If you are a bank or financial institution, you should be thinking about the applicability of the CFPB’s interpretative rule regarding digital marketing to your business. Many banks and financial institutions have been focused on digital transformation, expanding, and reaching new markets through the use of new technologies, tools, partners, and marketing through new platforms. Risk and Compliance functions may not be aware of all of the marketing strategies, tools, and technologies their institutions use, but the CFPB’s new focus indicates they need to be. Existing risk management processes may need modification or enhancement just to identify the digital marketers a bank or financial institution uses. From a vendor management perspective, some of these marketers may be viewed not just as third parties but fourth parties or beyond.
Where to start
Here are five practical steps that bank and financial institution risk and compliance leaders can take now to help ensure compliance with the new CFPB digital marketing interpretive rule:
First, build an inventory of your institution’s digital marketing partners. Talk to your line of business leaders to learn about their advertising and marketing plans, who they partner with, and what platforms they use. Your inventory of digital partners should include enough information to understand the depth, breadth, and scope of their operations in service to your institution.
Second, use the inventory to understand and mitigate potential risks, and establish appropriate routines for monitoring, sampling and testing your digital marketing partners’ marketing and advertising copy and methods to verify compliance with the CFPB’s requirements.

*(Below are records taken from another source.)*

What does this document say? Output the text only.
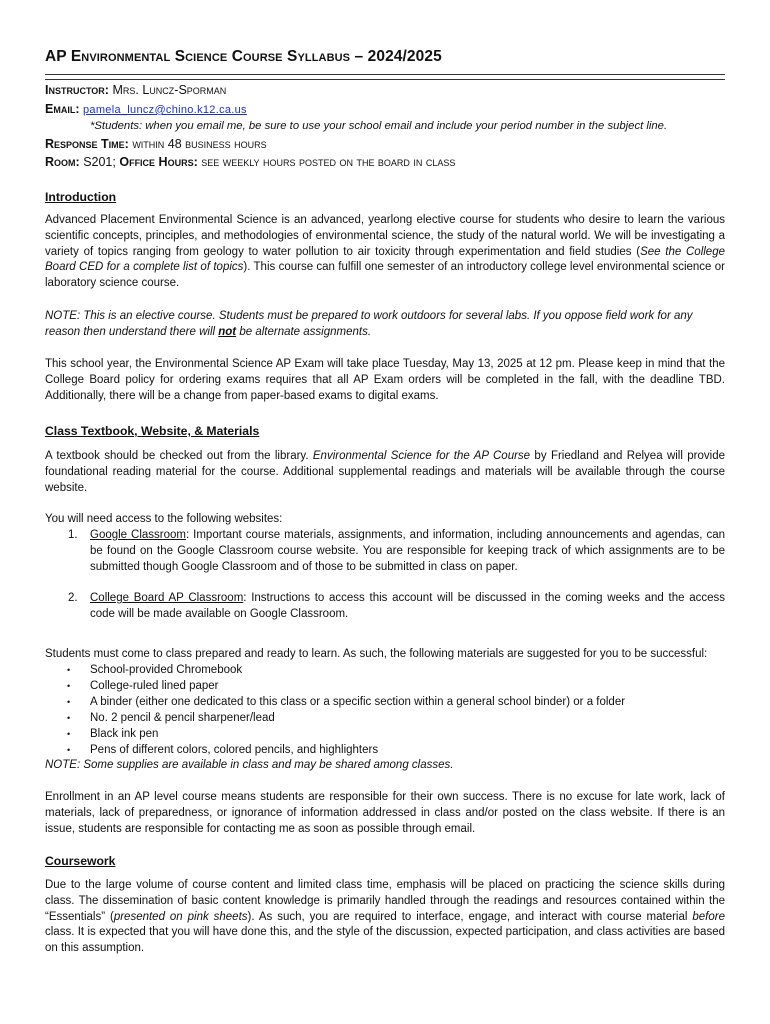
AP Environmental Science Course Syllabus – 2024/2025
Instructor: Mrs. Luncz-Sporman
Email: pamela_luncz@chino.k12.ca.us
*Students: when you email me, be sure to use your school email and include your period number in the subject line.
Response Time: within 48 business hours
Room: S201; Office Hours: see weekly hours posted on the board in class
Introduction

Advanced Placement Environmental Science is an advanced, yearlong elective course for students who desire to learn the various scientific concepts, principles, and methodologies of environmental science, the study of the natural world. We will be investigating a variety of topics ranging from geology to water pollution to air toxicity through experimentation and field studies (See the College Board CED for a complete list of topics). This course can fulfill one semester of an introductory college level environmental science or laboratory science course.

NOTE: This is an elective course. Students must be prepared to work outdoors for several labs. If you oppose field work for any reason then understand there will not be alternate assignments.

This school year, the Environmental Science AP Exam will take place Tuesday, May 13, 2025 at 12 pm. Please keep in mind that the College Board policy for ordering exams requires that all AP Exam orders will be completed in the fall, with the deadline TBD. Additionally, there will be a change from paper-based exams to digital exams.

Class Textbook, Website, & Materials

A textbook should be checked out from the library. Environmental Science for the AP Course by Friedland and Relyea will provide foundational reading material for the course. Additional supplemental readings and materials will be available through the course website.

You will need access to the following websites:

1. Google Classroom: Important course materials, assignments, and information, including announcements and agendas, can be found on the Google Classroom course website. You are responsible for keeping track of which assignments are to be submitted though Google Classroom and of those to be submitted in class on paper.
2. College Board AP Classroom: Instructions to access this account will be discussed in the coming weeks and the access code will be made available on Google Classroom.

Students must come to class prepared and ready to learn. As such, the following materials are suggested for you to be successful:

• School-provided Chromebook
• College-ruled lined paper
• A binder (either one dedicated to this class or a specific section within a general school binder) or a folder
• No. 2 pencil & pencil sharpener/lead
• Black ink pen
• Pens of different colors, colored pencils, and highlighters

NOTE: Some supplies are available in class and may be shared among classes.

Enrollment in an AP level course means students are responsible for their own success. There is no excuse for late work, lack of materials, lack of preparedness, or ignorance of information addressed in class and/or posted on the class website. If there is an issue, students are responsible for contacting me as soon as possible through email.

Coursework

Due to the large volume of course content and limited class time, emphasis will be placed on practicing the science skills during class. The dissemination of basic content knowledge is primarily handled through the readings and resources contained within the “Essentials” (presented on pink sheets). As such, you are required to interface, engage, and interact with course material before class. It is expected that you will have done this, and the style of the discussion, expected participation, and class activities are based on this assumption.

Third, enhance your third-party risk management (TPRM) programs and practices. If you run a TPRM function, here are some of the questions you should begin to ask in light of the CFPB’s new requirements:
Can my institution assess its digital marketers’ understanding of fair lending and Unfair Deceptive Abusive Acts and Practices (UDAAP) risk and do we have appropriate controls in place?

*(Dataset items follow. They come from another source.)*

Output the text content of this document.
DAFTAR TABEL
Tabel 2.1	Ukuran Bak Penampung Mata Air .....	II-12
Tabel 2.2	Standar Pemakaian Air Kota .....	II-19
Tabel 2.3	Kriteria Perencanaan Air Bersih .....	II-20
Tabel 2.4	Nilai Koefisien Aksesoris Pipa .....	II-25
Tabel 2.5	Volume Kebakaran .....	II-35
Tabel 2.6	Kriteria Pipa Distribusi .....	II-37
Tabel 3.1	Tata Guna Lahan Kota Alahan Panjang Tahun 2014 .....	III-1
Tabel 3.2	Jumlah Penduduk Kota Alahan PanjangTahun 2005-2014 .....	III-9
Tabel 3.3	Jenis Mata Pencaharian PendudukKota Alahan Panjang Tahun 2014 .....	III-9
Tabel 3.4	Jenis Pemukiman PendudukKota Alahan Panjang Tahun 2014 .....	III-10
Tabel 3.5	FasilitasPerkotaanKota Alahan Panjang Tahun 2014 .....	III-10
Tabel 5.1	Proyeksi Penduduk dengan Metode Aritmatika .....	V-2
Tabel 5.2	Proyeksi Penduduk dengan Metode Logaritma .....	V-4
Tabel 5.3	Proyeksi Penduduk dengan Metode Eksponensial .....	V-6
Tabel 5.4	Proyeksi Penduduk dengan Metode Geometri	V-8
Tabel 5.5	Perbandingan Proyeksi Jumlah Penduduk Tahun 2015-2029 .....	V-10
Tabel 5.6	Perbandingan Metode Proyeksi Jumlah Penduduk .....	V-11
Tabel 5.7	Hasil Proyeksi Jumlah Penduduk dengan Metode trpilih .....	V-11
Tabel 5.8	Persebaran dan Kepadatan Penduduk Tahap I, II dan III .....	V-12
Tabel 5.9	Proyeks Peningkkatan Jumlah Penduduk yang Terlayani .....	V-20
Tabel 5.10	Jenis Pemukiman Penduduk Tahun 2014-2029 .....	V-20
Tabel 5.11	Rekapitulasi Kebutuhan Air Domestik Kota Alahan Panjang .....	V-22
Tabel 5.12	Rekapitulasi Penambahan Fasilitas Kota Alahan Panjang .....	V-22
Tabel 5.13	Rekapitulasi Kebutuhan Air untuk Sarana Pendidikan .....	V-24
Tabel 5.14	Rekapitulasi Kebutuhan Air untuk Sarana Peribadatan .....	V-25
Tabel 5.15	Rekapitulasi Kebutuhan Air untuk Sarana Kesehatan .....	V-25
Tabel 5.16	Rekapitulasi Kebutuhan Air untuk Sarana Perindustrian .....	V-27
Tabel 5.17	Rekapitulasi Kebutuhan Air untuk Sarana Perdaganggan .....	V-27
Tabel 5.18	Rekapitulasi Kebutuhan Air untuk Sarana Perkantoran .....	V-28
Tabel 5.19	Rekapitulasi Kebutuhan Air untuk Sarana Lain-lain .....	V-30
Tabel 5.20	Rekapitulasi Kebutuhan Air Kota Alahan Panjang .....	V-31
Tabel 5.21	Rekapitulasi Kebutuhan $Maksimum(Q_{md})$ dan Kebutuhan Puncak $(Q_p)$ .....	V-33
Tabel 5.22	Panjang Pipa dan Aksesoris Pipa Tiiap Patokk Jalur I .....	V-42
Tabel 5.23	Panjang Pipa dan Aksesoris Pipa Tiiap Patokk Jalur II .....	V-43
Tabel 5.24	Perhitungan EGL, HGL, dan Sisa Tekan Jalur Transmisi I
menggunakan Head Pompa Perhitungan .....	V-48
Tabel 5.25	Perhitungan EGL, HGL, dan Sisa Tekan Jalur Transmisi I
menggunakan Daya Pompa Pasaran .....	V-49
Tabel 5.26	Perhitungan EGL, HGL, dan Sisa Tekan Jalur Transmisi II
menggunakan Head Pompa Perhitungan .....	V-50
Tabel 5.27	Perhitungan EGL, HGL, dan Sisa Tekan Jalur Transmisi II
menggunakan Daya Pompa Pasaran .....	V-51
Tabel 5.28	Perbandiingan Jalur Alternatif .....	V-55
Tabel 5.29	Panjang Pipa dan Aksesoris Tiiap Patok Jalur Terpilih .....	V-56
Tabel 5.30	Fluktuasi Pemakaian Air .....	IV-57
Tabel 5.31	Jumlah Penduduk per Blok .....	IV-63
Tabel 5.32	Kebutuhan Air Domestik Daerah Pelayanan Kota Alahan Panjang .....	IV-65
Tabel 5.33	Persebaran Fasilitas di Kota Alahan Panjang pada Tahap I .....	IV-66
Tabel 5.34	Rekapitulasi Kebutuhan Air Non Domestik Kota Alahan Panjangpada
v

Do we need to revisit our contracts and service level agreements to account for the new CFPB rule?
Have we identified the entire universe of relevant parties, including any fourth or fifth parties, that our digital marketers use?
Fourth, develop and provide training to your business lines and marketing personnel to ensure they understand the new rule as well as the program enhancements and controls your institution is instituting to ensure compliance with it.
Finally, engage in the service provider due diligence process by creating on-boarding checklists that surface and address potential compliance concerns.